|
Santa Valburga
Valburga nasceu em
Devonshire, na Inglaterra meridional em 710. Era
uma princesa dos Kents, cristãos que desde o
século III se sucediam no trono. Ela viveu cercada
de nobreza e santidade. Seus parentes eram
reverenciados nos tronos reais, mas muitos
preferiram trilhar o caminho da santidade e foram
elevados ao altar pela Igreja, como seu pai, são
Ricardo e os irmãos Vilibaldo e Vunibaldo.
Valburga tinha completado dez anos quando seu pai
entregou o trono ao sobrinho, que tinha atingido a
maioridade e levou a família para viver num
mosteiro. Poucos meses depois, o rei e os dois
filhos partiram em peregrinação para Jerusalém,
enquanto ela foi confiada à abadessa de Wimburn.

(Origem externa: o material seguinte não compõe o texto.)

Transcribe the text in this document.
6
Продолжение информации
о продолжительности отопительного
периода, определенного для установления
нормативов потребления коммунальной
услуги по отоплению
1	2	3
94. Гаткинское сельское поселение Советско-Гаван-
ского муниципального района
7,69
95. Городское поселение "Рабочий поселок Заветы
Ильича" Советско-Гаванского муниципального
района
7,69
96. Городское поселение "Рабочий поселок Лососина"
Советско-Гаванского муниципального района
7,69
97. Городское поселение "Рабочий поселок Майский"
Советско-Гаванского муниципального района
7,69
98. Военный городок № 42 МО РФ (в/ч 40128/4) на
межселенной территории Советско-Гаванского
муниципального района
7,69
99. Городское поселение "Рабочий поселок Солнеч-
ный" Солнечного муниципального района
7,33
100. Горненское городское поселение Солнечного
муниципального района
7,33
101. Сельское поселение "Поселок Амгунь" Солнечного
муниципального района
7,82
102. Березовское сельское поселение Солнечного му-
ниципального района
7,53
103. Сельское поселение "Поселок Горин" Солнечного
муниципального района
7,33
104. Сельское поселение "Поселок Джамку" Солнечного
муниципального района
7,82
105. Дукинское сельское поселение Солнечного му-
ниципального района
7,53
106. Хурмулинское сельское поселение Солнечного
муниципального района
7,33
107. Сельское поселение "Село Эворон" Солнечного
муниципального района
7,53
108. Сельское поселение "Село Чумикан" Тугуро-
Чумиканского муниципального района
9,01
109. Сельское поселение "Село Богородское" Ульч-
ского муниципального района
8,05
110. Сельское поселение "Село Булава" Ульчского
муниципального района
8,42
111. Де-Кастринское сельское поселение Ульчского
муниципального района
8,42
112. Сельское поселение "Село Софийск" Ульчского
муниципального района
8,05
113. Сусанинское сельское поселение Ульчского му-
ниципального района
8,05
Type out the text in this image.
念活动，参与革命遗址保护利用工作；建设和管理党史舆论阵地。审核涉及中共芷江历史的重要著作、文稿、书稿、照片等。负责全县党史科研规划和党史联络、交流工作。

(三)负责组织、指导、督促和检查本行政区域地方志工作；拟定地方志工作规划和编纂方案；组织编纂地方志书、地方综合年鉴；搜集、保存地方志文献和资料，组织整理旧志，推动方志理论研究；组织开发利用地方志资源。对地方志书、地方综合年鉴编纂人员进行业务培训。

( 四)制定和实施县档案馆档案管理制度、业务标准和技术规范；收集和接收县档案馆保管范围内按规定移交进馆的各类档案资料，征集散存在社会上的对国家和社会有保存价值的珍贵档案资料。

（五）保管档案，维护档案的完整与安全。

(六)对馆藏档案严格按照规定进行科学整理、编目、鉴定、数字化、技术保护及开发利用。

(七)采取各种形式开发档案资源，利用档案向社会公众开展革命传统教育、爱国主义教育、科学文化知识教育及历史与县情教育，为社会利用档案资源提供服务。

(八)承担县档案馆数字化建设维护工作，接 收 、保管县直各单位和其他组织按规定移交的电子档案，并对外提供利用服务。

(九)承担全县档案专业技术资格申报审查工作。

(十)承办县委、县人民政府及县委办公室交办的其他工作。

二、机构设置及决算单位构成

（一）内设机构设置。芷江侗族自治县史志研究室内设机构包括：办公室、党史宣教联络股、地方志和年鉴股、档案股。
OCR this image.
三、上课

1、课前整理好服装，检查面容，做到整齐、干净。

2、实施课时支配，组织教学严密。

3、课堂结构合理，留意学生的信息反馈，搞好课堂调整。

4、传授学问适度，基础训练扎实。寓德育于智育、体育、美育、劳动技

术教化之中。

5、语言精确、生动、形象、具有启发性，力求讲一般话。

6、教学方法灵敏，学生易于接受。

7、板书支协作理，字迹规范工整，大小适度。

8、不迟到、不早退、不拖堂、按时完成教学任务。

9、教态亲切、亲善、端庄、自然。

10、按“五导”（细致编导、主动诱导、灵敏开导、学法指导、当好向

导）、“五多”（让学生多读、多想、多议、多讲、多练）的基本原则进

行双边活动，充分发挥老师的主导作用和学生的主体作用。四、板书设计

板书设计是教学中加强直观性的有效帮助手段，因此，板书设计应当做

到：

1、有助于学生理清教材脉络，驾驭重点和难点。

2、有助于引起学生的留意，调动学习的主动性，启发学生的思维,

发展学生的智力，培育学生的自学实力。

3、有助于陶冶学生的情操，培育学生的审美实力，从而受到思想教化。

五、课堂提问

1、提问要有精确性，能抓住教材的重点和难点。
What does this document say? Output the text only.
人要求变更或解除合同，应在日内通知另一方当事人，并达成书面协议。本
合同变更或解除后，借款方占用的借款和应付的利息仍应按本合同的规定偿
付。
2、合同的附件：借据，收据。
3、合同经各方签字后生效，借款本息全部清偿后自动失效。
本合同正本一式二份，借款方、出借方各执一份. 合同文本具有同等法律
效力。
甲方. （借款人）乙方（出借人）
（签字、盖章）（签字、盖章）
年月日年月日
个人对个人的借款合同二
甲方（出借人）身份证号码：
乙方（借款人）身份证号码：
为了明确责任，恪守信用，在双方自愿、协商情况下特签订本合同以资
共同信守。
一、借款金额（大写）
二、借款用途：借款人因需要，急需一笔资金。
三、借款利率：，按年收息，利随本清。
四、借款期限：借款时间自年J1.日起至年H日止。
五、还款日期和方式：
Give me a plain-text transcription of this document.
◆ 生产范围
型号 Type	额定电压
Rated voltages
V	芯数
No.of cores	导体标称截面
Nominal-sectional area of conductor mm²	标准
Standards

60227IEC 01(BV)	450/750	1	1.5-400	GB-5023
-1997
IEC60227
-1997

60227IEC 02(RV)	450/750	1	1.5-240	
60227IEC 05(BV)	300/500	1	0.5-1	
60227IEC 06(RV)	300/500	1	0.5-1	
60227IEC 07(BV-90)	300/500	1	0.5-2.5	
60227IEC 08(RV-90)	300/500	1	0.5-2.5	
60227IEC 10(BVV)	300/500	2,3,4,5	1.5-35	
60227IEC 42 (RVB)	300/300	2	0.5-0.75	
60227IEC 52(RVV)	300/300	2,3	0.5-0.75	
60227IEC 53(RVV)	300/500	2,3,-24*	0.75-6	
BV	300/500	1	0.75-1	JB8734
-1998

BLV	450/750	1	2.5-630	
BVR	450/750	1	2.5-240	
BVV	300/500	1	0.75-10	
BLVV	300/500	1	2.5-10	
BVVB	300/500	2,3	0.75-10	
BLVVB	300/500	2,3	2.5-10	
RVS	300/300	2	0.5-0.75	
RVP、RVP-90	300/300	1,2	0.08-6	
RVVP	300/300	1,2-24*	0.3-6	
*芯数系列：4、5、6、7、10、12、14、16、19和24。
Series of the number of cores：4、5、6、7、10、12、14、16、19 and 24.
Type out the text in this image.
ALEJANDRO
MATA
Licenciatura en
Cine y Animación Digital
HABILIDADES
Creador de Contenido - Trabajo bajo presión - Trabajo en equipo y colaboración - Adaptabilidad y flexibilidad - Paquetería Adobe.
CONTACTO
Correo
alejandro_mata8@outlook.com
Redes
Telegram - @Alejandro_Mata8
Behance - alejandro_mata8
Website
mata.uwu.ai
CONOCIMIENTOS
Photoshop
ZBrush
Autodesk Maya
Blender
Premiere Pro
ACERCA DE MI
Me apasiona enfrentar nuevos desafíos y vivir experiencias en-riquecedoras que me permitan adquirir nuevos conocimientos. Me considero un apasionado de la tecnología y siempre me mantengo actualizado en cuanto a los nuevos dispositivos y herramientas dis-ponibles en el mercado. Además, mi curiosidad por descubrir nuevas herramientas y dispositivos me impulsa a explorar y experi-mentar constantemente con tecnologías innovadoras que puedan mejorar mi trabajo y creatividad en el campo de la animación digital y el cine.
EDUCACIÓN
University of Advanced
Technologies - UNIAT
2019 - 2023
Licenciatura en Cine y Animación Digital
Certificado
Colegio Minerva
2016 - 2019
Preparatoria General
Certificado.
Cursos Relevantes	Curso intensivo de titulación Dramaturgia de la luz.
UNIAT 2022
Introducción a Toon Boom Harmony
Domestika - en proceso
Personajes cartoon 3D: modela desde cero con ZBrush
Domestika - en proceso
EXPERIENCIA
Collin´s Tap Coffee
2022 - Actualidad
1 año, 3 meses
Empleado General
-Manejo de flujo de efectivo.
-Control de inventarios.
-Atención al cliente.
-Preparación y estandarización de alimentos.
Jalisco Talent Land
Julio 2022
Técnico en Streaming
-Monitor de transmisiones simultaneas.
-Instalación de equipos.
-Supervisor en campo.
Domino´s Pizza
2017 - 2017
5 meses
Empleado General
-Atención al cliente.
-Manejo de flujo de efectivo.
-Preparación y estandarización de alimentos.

Dois anos depois seu pai morreu em Luca, Itália.
Assim ela ficou no mosteiro onde se fez monja e se
formou. Depois escreveu a vida de Vunibaldo e a
narrativa das viagens de Vilibaldo pela Palestina,
pois ambos já eram sacerdotes.
Em 748, foi enviada por sua abadessa à Alemanha,
junto com outras religiosas, para fundar e
implantar mosteiros e escolas entre populações
recém-convertidas. Na viagem, uma grande
tempestade foi aplacada pelas preces de Valburga,
por ela Deus já operava milagres. Naquele país,
foi recebida e apoiada pelo bispo Bonifácio, seu
tio, que consolidava um grande trabalho de
evangelização, auxiliado pelos sobrinhos
missionários.
Designou a sobrinha para a diocese de Eichestat
onde Vunibaldo que havia construído um mosteiro em
Heidenheim e tinha projeto para um feminino na
mesma localidade. Ambos concluíram o novo mosteiro
e Valburga eleita a abadessa. Após a morte do
irmão, ela passou a dirigir os dois mosteiros,
função que exerceu durante dezessete anos. Nessa
época transpareceu a sua santidade nos exemplos de
sua mortificação, bem como no seu amor ao silêncio
e na sua devoção ao Senhor. As obras assistenciais
executadas pelos seus religiosos fizeram destes
mosteiros os mais famosos e procurados de toda a
região.
Valburga se entregou a Deus de tal forma que os
prodígios aconteciam com freqüência. Os mais
citados são: o de uma luz sobrenatural que
envolveu sua cela enquanto rezava, presenciada por
todas as outras religiosas e o da cura da filha de
um barão, depois de uma noite de orações ao seu
lado.
Morreu no dia 25 de fevereiro de 779 e seu corpo
foi enterrado no mosteiro de Heidenheim, onde
permaneceu por oitenta anos. Mas, ao ser
trasladado para a igreja de Eichestat, quando de
sua canonização, em 893, o seu corpo foi
encontrado ainda intacto. Além disso, das pedras
do sepulcro brotava um fluído de aroma suave, como
um óleo fino, fato que se repetiu sob o altar da
igreja onde o corpo foi colocado.
Nesta mesma cerimônia, algumas relíquias da Santa
foram enviadas para a França do Norte, onde o rei
Carlos III, o Simples, havia construído no seu
palácio de Atinhy, uma igreja dedicada a Santa
Valburga. O seu culto, em 25 de fevereiro, se
espalhou rápido, porque o óleo continuou brotando.
Atualmente é recolhido em concha de prata e
guardado em garrafinhas distribuídas para o mundo
inteiro. Os devotos afirmam que opera milagres.